The crush of migrants trying to enter Britain through the tunnel connecting it to France turned deadly again Wednesday with reports of another man killed making the attempt — one of an estimated 37,000 thwarted crossings this year.
French and British authorities are struggling to deal with a situation that has escalated in recent months in tandem with the crisis facing Europe over migrants desperately trying to reach the continent from war-torn or poverty-stricken countries in Africa and the Middle East.
Hundreds of people encamped in the northern French port town of Calais rushed the Eurotunnel to Britain on Monday and Tuesday nights, hoping to hitch a ride on commercial vehicles making the crossing. French media said a Sudanese man in his 20s died in the wave of attempts late Tuesday after being crushed by a truck.
At least nine dead
As many as nine people have been killed this year trying to sneak through the Eurotunnel, which runs beneath the English Channel.
“This exceptional migratory situation has dramatic human consequences,” Bernard Cazeneuve, the French interior minister, said Wednesday. “Calais is a reflection of the conflicts and the crises that are tearing apart some regions of the world.”

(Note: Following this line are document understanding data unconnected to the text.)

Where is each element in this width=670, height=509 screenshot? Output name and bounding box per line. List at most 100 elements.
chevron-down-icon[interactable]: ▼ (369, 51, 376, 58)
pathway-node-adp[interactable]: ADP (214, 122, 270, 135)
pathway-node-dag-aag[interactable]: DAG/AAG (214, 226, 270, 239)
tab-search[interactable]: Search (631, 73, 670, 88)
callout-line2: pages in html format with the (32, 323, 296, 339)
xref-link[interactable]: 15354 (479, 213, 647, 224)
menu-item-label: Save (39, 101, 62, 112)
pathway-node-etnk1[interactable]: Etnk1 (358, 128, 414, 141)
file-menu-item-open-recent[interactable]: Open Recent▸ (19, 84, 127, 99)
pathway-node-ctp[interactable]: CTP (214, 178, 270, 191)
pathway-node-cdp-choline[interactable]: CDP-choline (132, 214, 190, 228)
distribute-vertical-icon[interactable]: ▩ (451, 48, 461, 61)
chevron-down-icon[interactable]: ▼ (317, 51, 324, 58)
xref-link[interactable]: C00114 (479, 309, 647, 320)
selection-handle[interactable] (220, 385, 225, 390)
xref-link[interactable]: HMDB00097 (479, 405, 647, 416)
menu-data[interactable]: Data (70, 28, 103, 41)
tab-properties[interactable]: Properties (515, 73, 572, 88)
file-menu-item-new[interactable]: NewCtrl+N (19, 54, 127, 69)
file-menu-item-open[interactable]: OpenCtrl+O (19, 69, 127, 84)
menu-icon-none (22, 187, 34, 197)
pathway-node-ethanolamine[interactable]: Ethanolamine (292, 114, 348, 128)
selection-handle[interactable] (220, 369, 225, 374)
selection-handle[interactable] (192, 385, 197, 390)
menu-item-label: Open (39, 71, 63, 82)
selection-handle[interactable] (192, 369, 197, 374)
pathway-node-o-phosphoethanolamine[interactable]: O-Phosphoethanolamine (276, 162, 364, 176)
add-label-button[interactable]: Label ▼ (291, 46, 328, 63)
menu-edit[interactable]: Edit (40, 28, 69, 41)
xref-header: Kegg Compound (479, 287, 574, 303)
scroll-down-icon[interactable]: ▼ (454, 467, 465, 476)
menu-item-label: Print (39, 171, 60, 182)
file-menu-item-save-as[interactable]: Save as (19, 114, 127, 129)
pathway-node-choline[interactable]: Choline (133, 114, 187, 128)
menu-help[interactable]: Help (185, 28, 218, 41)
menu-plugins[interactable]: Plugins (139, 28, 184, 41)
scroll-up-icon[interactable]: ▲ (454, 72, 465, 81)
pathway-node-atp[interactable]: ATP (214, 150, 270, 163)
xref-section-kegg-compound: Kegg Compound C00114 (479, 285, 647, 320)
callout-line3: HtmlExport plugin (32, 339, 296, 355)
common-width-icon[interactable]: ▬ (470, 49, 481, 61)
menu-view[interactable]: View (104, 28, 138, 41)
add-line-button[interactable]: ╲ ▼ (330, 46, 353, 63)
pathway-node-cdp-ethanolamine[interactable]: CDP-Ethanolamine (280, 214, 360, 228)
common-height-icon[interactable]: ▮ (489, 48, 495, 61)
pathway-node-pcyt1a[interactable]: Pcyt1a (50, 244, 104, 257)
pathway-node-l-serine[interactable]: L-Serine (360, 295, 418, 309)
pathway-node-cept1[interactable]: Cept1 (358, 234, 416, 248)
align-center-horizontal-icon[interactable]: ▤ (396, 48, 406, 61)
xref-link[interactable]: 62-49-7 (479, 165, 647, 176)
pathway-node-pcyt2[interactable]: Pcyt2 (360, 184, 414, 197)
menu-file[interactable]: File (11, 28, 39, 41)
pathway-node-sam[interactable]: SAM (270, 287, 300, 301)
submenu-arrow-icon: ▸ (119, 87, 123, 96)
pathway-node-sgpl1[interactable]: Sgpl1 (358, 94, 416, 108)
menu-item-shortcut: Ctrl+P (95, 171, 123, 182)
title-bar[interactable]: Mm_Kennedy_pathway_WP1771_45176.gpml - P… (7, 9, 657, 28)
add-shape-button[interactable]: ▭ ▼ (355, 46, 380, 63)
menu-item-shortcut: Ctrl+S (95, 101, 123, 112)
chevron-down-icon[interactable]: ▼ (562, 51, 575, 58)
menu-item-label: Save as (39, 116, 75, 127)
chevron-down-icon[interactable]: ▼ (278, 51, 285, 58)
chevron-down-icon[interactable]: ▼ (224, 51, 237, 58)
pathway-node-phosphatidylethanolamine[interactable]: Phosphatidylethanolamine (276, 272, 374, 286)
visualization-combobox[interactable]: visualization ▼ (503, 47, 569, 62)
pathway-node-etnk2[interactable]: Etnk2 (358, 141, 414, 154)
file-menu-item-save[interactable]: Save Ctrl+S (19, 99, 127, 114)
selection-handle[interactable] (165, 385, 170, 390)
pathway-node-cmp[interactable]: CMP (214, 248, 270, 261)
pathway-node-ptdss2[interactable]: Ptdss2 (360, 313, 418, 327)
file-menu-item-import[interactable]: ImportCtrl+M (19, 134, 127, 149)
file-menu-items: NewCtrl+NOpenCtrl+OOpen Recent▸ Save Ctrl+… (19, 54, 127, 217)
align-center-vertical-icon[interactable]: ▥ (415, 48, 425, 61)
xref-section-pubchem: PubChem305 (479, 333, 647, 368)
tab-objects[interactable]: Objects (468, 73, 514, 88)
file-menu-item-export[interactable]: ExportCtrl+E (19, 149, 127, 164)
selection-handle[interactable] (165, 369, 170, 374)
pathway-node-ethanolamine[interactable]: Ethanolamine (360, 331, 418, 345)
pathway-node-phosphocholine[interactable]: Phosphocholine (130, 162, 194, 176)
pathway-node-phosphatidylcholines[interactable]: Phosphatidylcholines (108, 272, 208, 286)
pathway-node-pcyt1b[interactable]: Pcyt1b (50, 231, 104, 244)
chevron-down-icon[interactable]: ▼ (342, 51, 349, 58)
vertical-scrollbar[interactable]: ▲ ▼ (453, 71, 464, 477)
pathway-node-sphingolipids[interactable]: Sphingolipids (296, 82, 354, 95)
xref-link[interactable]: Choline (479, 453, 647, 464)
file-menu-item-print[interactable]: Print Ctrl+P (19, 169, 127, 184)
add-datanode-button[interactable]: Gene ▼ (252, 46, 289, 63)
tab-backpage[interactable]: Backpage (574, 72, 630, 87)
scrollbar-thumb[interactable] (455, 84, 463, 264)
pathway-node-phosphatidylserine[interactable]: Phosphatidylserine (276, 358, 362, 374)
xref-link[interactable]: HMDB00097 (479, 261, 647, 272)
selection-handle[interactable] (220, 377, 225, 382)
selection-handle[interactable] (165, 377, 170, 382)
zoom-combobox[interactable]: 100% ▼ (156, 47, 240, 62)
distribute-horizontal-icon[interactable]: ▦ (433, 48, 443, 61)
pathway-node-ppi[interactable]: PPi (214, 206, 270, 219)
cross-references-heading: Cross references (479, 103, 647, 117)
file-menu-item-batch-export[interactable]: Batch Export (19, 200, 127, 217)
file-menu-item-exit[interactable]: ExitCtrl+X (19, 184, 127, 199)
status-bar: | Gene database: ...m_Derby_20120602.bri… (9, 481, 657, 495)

It’s unclear how many migrants have actually succeeded in making it to Britain. Theresa May, the British home secretary, acknowledged Wednesday that “a number of people” had gotten through this week but gave no specific figure. The company that operates the tunnel said it had intercepted more than 37,000 migrants who have attempted to cross since the beginning of the year.
Gilles Debove, a police union representative in Calais, told reporters that 2,000 attempts to breach the tunnel were made Tuesday, some by people who tried more than once. Debove said that, in their increasing desperation, migrants have changed tactics in recent weeks, preferring to storm the tunnel and vehicles en masse rather than slip through surreptitiously in small groups or solo.
British critical
Migrants picked up by authorities are mostly released immediately, leading to multiple crossing attempts the same day — and to accusations by some British officials of laxity and ineffectiveness on the part of French police.
“How many more people will die before the French authorities really get a grip [on] the situation there?” Damian Collins, a member of the British Parliament, told the BBC. Collins represents Folkestone, the port town where the Eurotunnel begins on the British side.
“This is happening night after night,” Collins said. “How are we going to make sure that the port and terminal function properly this summer over the next few weeks? That requires the French authorities making more manpower available to make sure they police the frontier properly.”
The British government, which convened an emergency meeting Wednesday to discuss the crisis, announced earlier this week that it would spend an additional $11 million to deal with the crisis, on top of $22 million pledged since last year. The money has funded more fencing around the tunnel and terminal area, dog searches and secured parking areas.
British and French authorities are also to start working together on sending West African migrants back to their home countries. But many of the estimated 3,000 people living in the squalid tent cities around Calais hail from other African nations such as Sudan and Eritrea, and some from Syria; they would be likely to apply for political asylum.
Business disrupted
The attempted crossings have seriously disrupted commerce and tourism through the tunnel, with freight and passenger trains and trucks facing long lines and delays.
“This is very concerning. We’re working very closely with the French,” British Prime Minister David Cameron said Wednesday while on an official visit to Singapore. “I have every sympathy with holidaymakers who are finding access to Calais difficult because of the disturbances there, and we’ll do everything we can to work with the French to bring these things to a conclusion.”
Video footage of nighttime incursions on the tunnel by groups of migrants, most of them young men, has fanned growing anti-immigrant sentiment in Britain. Nigel Farage, the leader of the anti-immigrant U.K. Independence Party, said it was only a matter of time before a British tourist or truck driver was killed in the chaos and suggested that the British army be called in to enforce order.
France, too, has been grappling with the rise of the far-right anti-immigrant National Front.
Eurotunnel, the company that operates the Channel tunnel, called on the British and French governments to solve the problem in Calais.